2.1 Sidky’s Agile Adoption Framework

In order to determine which agile methods an organization is ready to use, Sidky (2007) suggests a method called the Agile Adoption Framework. He motivates its use by arguing that even though there are many success stories in agile development, they are not really generalizable, i.e. it is unclear how the case by case descriptions can be used to judge agility readiness for a company which has some, but not all, aspects in common with reported cases. Sidky also criticizes more general frameworks, since they address agility in its generic form and not the actual practices.

Sidky’s approach is based on a tool that has two parts. The first part is called the Agile Measurement Index (the same name as Datta (2009) uses, but a different tool) and is:

  • A tool for measuring and assessing the agile potential of an organization independent of any particular agile method (based on behavior connected to practices that fit into the agile manifesto).

  • A scale for identifying the agile target level will ultimately aim to achieve.

  • Helpful when organizing and grouping the agile practices in a structured manner based on essential agile qualities and business values.

  • Able to provide a hierarchy of measurable indicators used to determine the agility of an organization.
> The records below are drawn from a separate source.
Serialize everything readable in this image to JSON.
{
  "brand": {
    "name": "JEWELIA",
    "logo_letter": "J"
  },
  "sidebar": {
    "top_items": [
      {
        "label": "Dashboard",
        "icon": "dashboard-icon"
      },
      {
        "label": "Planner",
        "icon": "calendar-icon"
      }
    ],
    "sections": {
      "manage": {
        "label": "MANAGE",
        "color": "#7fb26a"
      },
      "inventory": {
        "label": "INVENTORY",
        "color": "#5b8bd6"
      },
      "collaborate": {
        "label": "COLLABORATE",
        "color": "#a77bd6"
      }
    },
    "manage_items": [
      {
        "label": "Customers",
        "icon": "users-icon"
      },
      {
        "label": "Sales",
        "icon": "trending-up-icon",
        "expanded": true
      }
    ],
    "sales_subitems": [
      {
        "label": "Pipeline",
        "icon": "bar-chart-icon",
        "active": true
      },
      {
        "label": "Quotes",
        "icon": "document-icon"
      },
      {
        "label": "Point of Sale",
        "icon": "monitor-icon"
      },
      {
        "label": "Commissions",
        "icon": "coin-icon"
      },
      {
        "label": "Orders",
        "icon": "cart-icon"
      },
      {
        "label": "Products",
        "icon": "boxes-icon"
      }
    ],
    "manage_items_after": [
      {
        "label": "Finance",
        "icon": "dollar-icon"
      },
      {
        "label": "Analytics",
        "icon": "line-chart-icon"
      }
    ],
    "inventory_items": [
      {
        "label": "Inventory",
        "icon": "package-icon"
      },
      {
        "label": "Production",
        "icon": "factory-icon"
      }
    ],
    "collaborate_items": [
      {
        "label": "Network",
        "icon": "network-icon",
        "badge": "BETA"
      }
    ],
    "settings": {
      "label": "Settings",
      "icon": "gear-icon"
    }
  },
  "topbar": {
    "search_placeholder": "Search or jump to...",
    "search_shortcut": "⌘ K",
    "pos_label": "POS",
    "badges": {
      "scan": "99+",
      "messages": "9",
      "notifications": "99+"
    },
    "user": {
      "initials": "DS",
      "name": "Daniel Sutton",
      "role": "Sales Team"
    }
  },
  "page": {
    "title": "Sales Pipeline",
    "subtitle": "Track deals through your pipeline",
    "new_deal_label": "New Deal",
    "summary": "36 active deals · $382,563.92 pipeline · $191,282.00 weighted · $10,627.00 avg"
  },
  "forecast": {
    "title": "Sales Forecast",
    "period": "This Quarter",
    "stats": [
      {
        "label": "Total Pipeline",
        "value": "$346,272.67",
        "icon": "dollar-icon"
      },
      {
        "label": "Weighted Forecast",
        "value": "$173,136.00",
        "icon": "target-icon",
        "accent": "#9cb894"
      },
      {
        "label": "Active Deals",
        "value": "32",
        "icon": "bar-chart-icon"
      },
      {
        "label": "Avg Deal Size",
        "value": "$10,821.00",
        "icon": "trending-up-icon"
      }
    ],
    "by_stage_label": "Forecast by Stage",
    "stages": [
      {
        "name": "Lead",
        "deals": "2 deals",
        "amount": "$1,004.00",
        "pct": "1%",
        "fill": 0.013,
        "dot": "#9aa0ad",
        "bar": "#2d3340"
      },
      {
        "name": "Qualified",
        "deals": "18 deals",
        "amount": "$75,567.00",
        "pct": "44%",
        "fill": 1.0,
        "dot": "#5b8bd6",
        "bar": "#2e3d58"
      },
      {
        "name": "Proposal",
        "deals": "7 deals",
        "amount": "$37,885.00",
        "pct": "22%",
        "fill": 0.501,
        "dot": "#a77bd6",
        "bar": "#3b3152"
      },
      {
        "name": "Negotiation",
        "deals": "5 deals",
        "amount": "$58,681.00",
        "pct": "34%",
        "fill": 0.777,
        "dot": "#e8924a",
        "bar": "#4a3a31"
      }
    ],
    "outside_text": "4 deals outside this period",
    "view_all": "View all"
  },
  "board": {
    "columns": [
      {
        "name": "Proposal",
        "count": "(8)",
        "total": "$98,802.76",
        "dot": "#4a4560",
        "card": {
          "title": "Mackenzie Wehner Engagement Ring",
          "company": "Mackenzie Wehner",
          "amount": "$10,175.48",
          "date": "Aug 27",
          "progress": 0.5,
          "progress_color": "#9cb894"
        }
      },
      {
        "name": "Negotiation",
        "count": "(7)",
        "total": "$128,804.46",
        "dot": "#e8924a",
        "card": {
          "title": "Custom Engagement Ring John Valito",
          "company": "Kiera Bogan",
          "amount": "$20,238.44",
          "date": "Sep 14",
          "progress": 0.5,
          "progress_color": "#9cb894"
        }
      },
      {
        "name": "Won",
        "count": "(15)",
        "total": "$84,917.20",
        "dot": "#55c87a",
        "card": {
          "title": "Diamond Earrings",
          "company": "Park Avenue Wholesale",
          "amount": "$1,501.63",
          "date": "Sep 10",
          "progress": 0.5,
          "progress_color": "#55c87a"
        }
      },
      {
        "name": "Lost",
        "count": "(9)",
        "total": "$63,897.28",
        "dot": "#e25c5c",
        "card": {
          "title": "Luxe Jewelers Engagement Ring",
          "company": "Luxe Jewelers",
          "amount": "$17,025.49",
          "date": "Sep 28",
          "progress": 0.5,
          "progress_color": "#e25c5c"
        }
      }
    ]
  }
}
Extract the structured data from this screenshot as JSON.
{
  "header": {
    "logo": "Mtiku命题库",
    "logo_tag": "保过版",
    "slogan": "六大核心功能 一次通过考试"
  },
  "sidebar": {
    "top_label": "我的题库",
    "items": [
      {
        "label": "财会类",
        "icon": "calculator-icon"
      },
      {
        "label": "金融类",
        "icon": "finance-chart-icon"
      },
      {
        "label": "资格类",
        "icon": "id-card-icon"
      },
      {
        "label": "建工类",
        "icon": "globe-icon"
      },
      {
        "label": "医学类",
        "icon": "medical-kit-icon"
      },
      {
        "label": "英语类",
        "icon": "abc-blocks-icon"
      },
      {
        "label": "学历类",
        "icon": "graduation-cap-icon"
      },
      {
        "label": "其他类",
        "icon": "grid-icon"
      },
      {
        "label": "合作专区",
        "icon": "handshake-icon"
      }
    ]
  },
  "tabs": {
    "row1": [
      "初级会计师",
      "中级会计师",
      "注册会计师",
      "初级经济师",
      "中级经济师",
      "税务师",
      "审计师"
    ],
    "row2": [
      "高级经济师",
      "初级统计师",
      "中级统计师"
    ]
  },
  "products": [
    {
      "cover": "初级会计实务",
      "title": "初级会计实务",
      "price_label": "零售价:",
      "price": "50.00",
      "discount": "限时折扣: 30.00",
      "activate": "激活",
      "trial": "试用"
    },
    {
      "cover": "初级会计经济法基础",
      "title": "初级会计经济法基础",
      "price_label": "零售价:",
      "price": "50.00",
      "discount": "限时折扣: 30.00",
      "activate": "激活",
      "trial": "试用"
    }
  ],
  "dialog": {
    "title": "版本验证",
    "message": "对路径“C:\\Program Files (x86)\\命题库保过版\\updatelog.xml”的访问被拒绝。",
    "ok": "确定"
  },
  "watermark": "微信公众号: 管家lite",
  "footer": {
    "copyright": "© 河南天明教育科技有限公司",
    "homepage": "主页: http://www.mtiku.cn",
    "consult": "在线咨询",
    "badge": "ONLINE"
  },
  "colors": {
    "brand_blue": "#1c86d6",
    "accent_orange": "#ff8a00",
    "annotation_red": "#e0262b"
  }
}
The second part is the use of the Agile Measurement Index through a four-stage process that will assess, firstly, if there are discontinuing factors (factors that result in a no-go decision, i.e. deal-breakers), secondly, an assessment at project level, thirdly, an organizational readiness assessment, and lastly, a reconciliation phase. The main purpose of the tool as a whole is to guide organizations on which agile practices to adopt. We only use the first part from this framework later on, since we only want to measure agile practices.

The Agile Adoption Framework is divided into agile levels, principles, practices and concepts, and indicators. The concept of an agile level collects a set of practices that are related and indicates the degree to which a core principle of agility is implemented. An agile principle is a set of guidelines that need to be employed to ensure that the development process is agile; the principles used are derived from the basic and common concepts of all agile methods. The agile practices and concepts are tangible activities that can be used to address a certain principle. (Table 1 shows the agile principles and their practices on the different levels.)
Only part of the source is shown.